La première c’est la redéfinition de l’avers du pack. Alors que le pack classique rendait un fond flottant, celui de La Mère Poulard considère le sien comme un support d’exposition.
Cette orientation artistique est concrétisée par l’inspiration Art Nouveau des arabesques. Ceux-ci venant circonscrire les 3 foyers d’énonciation distinct (symétrie de forme A-B-A). Une telle régularité et précision ne passe forcément pas inaperçu.
L’innovation cohérente
La caractéristique de l’Art Nouveau est d’avoir donné ses lettres de noblesses aux art « mineurs » comme l’affiche, la céramique ou la verrerie. La Mère Poulard serait donc une figure de proue pour instaurer un nouvel esthétique jusque dans nos rayons populaires ?

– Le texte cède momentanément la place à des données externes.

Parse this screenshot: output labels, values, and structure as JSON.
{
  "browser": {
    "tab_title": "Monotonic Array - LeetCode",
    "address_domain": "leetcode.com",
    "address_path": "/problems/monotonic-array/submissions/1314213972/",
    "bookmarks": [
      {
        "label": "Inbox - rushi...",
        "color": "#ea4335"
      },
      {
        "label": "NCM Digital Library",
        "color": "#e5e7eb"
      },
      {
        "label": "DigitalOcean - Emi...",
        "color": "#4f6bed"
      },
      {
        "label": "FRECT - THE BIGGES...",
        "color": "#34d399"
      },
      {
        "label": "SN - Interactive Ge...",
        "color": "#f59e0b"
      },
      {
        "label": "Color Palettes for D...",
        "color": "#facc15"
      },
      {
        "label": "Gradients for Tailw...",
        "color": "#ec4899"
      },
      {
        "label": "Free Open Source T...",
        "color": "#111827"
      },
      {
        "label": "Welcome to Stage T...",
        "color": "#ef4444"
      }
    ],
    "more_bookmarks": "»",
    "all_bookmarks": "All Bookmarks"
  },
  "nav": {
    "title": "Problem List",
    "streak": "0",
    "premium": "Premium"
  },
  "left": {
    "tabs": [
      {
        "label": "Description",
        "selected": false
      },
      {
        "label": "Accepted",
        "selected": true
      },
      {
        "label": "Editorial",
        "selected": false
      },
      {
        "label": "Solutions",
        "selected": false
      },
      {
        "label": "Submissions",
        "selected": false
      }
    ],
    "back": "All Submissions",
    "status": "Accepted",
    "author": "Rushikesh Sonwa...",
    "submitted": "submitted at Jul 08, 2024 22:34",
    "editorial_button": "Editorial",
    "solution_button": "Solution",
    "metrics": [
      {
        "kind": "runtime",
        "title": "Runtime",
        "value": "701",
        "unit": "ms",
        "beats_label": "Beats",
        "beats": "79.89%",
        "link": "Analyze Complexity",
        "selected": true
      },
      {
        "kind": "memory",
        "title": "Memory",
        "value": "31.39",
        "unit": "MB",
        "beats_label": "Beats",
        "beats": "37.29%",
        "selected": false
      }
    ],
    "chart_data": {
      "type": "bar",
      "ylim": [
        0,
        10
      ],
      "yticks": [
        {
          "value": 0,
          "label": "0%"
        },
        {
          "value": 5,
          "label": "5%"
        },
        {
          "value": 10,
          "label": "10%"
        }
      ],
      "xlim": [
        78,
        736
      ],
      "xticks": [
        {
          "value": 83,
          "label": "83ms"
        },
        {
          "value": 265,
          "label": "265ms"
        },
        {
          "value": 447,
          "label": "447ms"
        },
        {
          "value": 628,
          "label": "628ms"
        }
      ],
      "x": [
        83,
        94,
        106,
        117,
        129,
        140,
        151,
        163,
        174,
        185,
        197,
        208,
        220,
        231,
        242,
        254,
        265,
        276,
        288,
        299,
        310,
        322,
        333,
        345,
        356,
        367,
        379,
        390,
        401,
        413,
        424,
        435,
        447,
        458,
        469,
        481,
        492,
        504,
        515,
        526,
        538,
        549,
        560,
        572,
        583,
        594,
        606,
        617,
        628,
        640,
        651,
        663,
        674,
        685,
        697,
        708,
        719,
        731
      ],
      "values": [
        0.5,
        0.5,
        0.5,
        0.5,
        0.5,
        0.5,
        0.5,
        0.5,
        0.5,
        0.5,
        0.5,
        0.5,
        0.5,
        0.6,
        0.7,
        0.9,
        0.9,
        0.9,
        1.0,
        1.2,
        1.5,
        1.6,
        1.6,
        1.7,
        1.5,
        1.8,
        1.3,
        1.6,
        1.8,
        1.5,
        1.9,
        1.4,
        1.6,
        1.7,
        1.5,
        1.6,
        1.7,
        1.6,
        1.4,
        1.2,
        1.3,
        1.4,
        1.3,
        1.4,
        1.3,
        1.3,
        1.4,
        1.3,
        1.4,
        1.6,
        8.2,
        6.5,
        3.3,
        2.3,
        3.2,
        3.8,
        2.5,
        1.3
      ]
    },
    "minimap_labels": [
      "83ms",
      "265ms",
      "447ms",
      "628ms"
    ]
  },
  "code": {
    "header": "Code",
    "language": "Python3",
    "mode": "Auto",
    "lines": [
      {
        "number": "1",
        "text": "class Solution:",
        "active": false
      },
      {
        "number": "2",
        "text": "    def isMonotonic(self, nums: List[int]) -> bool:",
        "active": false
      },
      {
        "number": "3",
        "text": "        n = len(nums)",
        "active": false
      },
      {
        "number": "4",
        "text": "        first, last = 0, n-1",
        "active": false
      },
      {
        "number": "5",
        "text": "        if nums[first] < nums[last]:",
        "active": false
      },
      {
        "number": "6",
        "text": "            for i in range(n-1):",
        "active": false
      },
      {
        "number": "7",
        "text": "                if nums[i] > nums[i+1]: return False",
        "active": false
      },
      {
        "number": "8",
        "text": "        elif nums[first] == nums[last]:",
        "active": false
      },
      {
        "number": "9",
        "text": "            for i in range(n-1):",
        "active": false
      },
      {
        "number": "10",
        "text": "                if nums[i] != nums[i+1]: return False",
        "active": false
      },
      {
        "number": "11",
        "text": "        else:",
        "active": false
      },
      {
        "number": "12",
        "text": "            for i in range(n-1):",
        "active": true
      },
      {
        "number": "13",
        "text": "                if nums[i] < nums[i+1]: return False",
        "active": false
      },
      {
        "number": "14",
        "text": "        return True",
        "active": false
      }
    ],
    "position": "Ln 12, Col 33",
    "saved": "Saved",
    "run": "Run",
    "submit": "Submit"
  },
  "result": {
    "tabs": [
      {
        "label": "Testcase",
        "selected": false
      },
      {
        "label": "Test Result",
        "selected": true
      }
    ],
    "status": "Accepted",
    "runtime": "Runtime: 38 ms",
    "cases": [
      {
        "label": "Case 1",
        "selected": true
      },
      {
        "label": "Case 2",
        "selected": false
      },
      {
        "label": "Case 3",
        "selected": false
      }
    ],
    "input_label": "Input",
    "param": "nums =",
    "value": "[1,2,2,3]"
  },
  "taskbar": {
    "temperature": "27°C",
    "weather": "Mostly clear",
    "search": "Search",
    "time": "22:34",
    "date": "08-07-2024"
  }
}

Ce n’est pas à exclure quand on constate que ces arborescences et autres courbes généreuses sont déjà à l’œuvre sur d’autres points de vente pour les même produits.

Car en effet, l’Art Nouveau c’est le refus de la conformité, du générique, de l’uniformité du motif. Quelle meilleure place alors pour se distinguer que la GMS ? C’est ici la seconde conséquence.
Ce n’est pas simplement un branding d’effet, bien qu’il soit très efficace. C’est surtout une manière d’importer des valeurs – à travers l’esthétique – qui fonde la cohérence de la marque. La picturalité c’est une chose, mais ça ne fait pas tout.
Et quand on sait que les sujets d’inspiration de l’Art Nouveau sont la femme, la flore et le monde marin, souvenons-nous, s’il en était besoin, que la Mère Poulard est d’origine normande.
C’est donc là que s’étend l’authenticité, dans cette invocation de la publicité d’affiche, du dessin typique de la Belle Epoque. Et qui de mieux qu’une grand-mère pour nous la proposer ?
Osez imposer
C’est la troisième conséquence de ce changement. Si le pack change de profondeur, il change sa fonction. S’il change de fonction, il réifie les éléments qu’il supporte.
Avec la Mère Poulard, le pack s’efface au profit de l’investissement artistique. Il n’est plus un entre-deux, un fond vert sur lequel on dispose artificiellement le texte et la photo du produit. Il n’y a plus de scène flottante dans laquelle on dispose les éléments.
Désormais, la matérialité du pack se dissout dans l’arrière fond pictural. Il y a seulement la surface – matérielle devenant picturale – sur laquelle on a « peint » : l’impression faite est celle d’un objet qu’on a tiré de l’atelier (autre espace vecteur d’authenticité par excellence) sur lequel on a disposé une inspiration artistique.
La cohérence de l’innovation
Ce changement, non content de flatter les yeux, est une audace salutaire. Dans un circuit parfois trop catchy, l’affirmation d’une appartenance à un style aussi resserré et sa réalisation jusqu’au-boutiste est une preuve d’un courage certain, stimulant nécessaire à la créativité ; qui ne saurait se départir de cohérence.
C’est d’ailleurs cela qu’il faudrait retenir avant tout. Le design ne se justifie pas par une préférence a priori, il est le résultat d’une recherche précise et éclairée, que son importation dans un secteur ne vient pas réprimer mais bien au contraire renforcer.